“Ellysetta!” Marissya cried out as Ellysetta ran for the ledge and leapt off.
Air came without effort, the weaves spinning exactly as Jaren had instructed to cushion her descent. The Fire Song was over and the flames had already dissipated. She landed on her feet beside the eggs. Another weave of Air blew the hot sands away so she could touch the cooler leathery shells beneath. One by one she went to each egg and found the kitling inside shiveringand whimpering in fear; one by one she sang to them until they calmed and she received their response.
Each kitling had felt the cold. Each had heard the whispering dark voices calling its name.
“What is it, Ellysetta?” Rain stood beside her. The tairen, growling in agitation, had gathered around as well.
She looked at them all in a daze. “I know why I sensed the High Mage. I know why the kitlings are dying.” She moistened trembling lips, stunned by the enormity of the puzzle she’d finally pieced together. “You were right, Rain. It is the High Mage. It’s been him all along. He’s behind everything.”
Chapter Nineteen
The Fading Lands ~ Dharsa
“The High Mage is using the Well of Souls to steal the souls of unborn tairen.” Rain announced the news without preamble to the carefully selected group of Fey he’d gathered in the King’s Courtyard behind the Hall of Tairen.
Dax sat on a stone bench, his arm wrapped protectively around Marissya. Ellysetta’s quintet stood near the small fountain, and Steli, who had flown back with them from Fey’Bahren, squeezed into the corner, crouched on the flattened remains of a small flower garden, her blue eyes whirling with scarcely contained menace. A privacy weave glowed around the courtyard.
“Stealing their souls?” Tajik repeated. “For what reason?”
“To tie them to the souls of unborn children,” Ellysetta said in a low voice, “so he can create his own Tairen Souls.”
The gathered Fey exchanged shocked glances.
“But... that’s not possible,” Gil protested. “Even if he could tie the two souls together, he’d need Fey children who are masters of all five Fey magics—and for that he’d need Fey matepairs. No half-breed child has ever been born a master of one magic, let alone five.”
“He has matepairs,” Ellysetta said. “At least, he must have when I was born.”
“When you were—” Tajik’s voice broke off and his face went blank. “You’re one of them. One of the Tairen Souls he bred.”
“Yes.” It was just as well Rain was standing several paces away.If he were within reach, she’d be squeezing his hand so tight she’d break all his fingers. “Rain took me to the Bay of Flame. We swam in the waters at sunset and we dreamed...” She drew a quick breath, near tears as she remembered the shadowy Fey mates clutching each other in desperation. “I dreamed of my birth... and of my parents. My Fey parents as well as the tairen whose kitling’s soul was stolen and tied to mine.” Cahlah and Merdrahl had been the kit’s parents. Forrahl had been its—her—brother. “Here, see for yourself.” She summoned Spirit and spun the entirety of her dream.
When she finished, Marissya was weeping, Steli was growling pride-warnings, and the warriors stood in frozen silence.
“They must have been captured during the Wars,” Bel said. “How else would the High Mage get his hands on a Fey woman?”
Marissya covered her mouth. “Dear gods, and they’ve been prisoners all this time?” The horror stamped on her face made each of the warriors’ expressions turn to stone.

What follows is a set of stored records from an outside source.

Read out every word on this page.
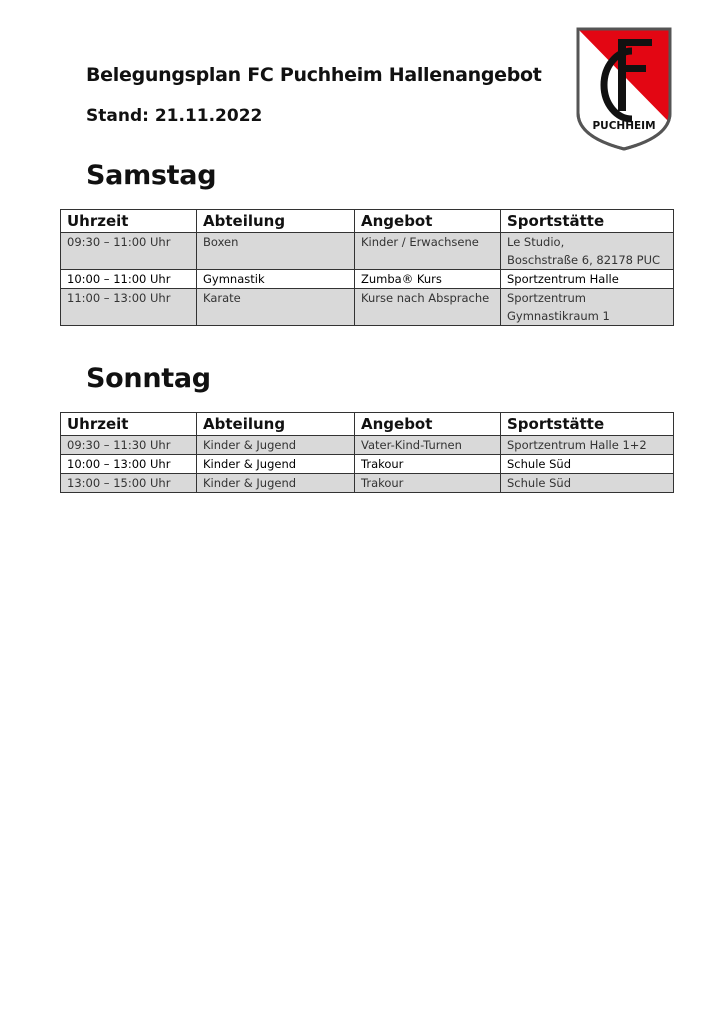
Belegungsplan FC Puchheim Hallenangebot
Stand: 21.11.2022	PUCHHEIM
Samstag
Uhrzeit	Abteilung	Angebot	Sportstätte
09:30 – 11:00 Uhr	Boxen	Kinder / Erwachsene	Le Studio,
Boschstraße 6, 82178 PUC

10:00 – 11:00 Uhr	Gymnastik	Zumba® Kurs	Sportzentrum Halle
11:00 – 13:00 Uhr	Karate	Kurse nach Absprache	Sportzentrum
Gymnastikraum 1
Sonntag
Uhrzeit	Abteilung	Angebot	Sportstätte
09:30 – 11:30 Uhr	Kinder & Jugend	Vater-Kind-Turnen	Sportzentrum Halle 1+2
10:00 – 13:00 Uhr	Kinder & Jugend	Trakour	Schule Süd
13:00 – 15:00 Uhr	Kinder & Jugend	Trakour	Schule Süd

Ellysetta turned to Rain. “Do you recognize them?”
Rain shook his head. “Nei.There were several Tairen Souls who had green eyes, but I don’t recall any of them disappearing with his mate.”
“Perhaps the male wasn’t a Tairen Soul when he was captured,” Gaelen suggested. “If the Feyreisa is right, and the High Mage is stealing the souls of unborn tairen in order to create his own Tairen Soul, perhaps she wasn’t the first.”

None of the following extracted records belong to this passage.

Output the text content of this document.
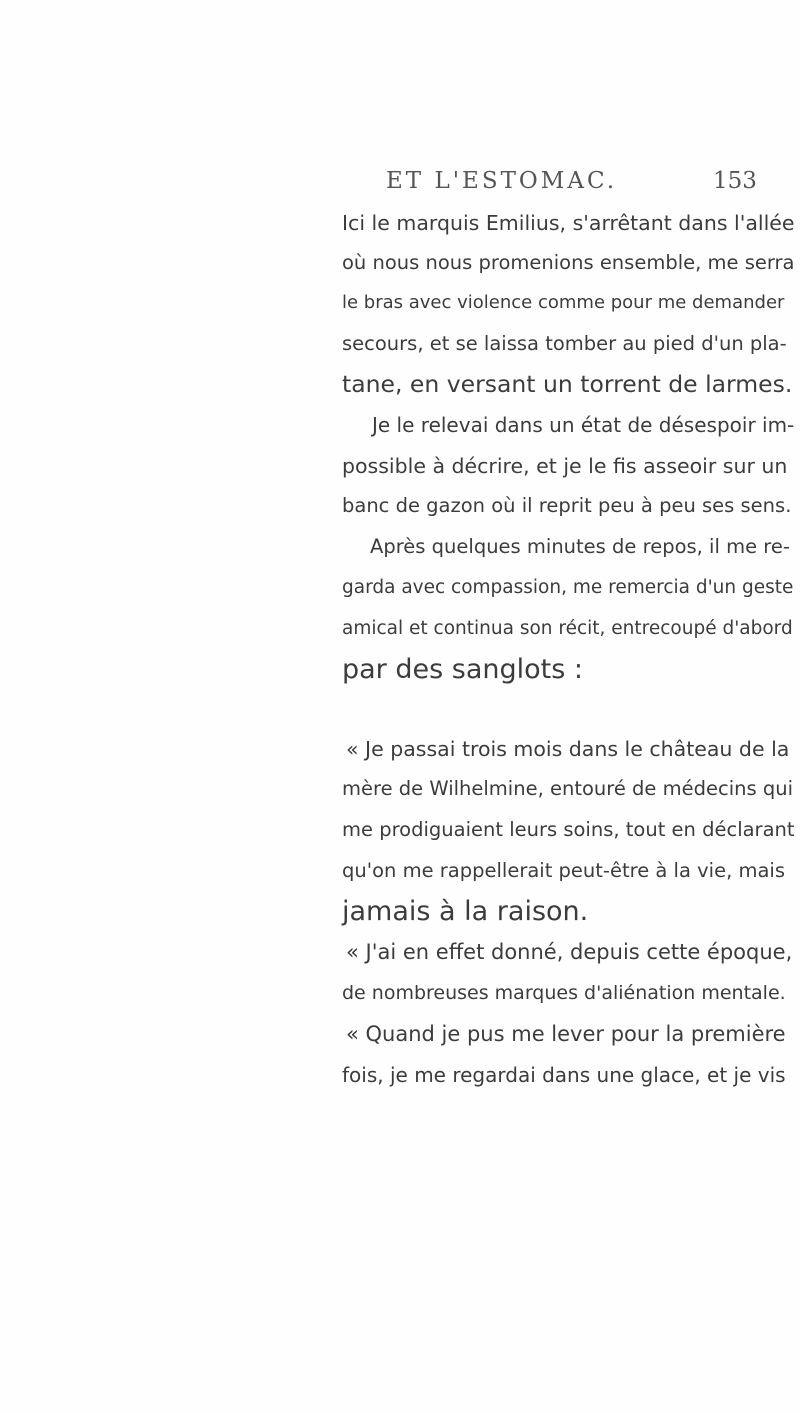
ET L'ESTOMAC.	153
Ici le marquis Emilius, s'arrêtant dans l'allée
où nous nous promenions ensemble, me serra
le bras avec violence comme pour me demander
secours, et se laissa tomber au pied d'un pla-
tane, en versant un torrent de larmes.
Je le relevai dans un état de désespoir im-
possible à décrire, et je le fis asseoir sur un
banc de gazon où il reprit peu à peu ses sens.
Après quelques minutes de repos, il me re-
garda avec compassion, me remercia d'un geste
amical et continua son récit, entrecoupé d'abord
par des sanglots :
« Je passai trois mois dans le château de la
mère de Wilhelmine, entouré de médecins qui
me prodiguaient leurs soins, tout en déclarant
qu'on me rappellerait peut-être à la vie, mais
jamais à la raison.
« J'ai en effet donné, depuis cette époque,
de nombreuses marques d'aliénation mentale.
« Quand je pus me lever pour la première
fois, je me regardai dans une glace, et je vis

Steli growled low in her throat and ripped at the flower bed with her front claws.«Many kitlings have died,»she sang to Rain and Ellysetta.«Many times many.»
“Does it matter who they are?” Marissya cried. “We’ve got to save them.”

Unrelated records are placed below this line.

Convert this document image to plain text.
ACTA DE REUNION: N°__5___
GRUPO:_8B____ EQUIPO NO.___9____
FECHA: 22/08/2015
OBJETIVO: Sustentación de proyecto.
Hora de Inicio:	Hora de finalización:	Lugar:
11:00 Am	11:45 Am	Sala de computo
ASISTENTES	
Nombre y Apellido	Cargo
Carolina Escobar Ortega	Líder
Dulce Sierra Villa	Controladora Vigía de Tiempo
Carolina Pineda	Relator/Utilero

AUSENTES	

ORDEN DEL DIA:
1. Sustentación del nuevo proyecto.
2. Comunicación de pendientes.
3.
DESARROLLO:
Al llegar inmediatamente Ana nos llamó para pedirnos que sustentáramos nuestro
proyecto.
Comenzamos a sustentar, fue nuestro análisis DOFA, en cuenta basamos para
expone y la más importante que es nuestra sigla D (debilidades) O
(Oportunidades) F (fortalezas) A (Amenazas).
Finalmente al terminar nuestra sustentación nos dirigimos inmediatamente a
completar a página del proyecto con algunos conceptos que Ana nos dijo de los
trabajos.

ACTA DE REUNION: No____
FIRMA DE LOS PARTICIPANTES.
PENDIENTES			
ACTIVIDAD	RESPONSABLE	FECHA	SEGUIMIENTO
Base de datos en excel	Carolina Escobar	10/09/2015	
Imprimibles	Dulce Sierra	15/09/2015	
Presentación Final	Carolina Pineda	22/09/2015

Rain’s expression went grim. “Marissya, how can we do that when we’re barely staving off our own extinction as it is?”
“We can’t just leave them there!”
“What choice do we have?” His eyes were bleak. “We don’thave any idea where they are—or even if they’re still alive—and we certainly don’t have the strength to invade Eld to find them.”
“Shei’tani, Rain is right.” Dax took his truemate’s hand.
“We can’t even stop the Mage from killing the kitlings.” Rain spat. He ran a hand through his hair and began to pace. “If Ellysetta is right, we have to figure out how to stop that first, or anything else we may do is meaningless. The only power the Eld truly fear is the might of the tairen. Can you imagine what they’d do if they could control that power for themselves?”
Ellysetta knew. She’d seen it in vivid, horrifying, blood-filled color in her nightmares. “The world would fall.”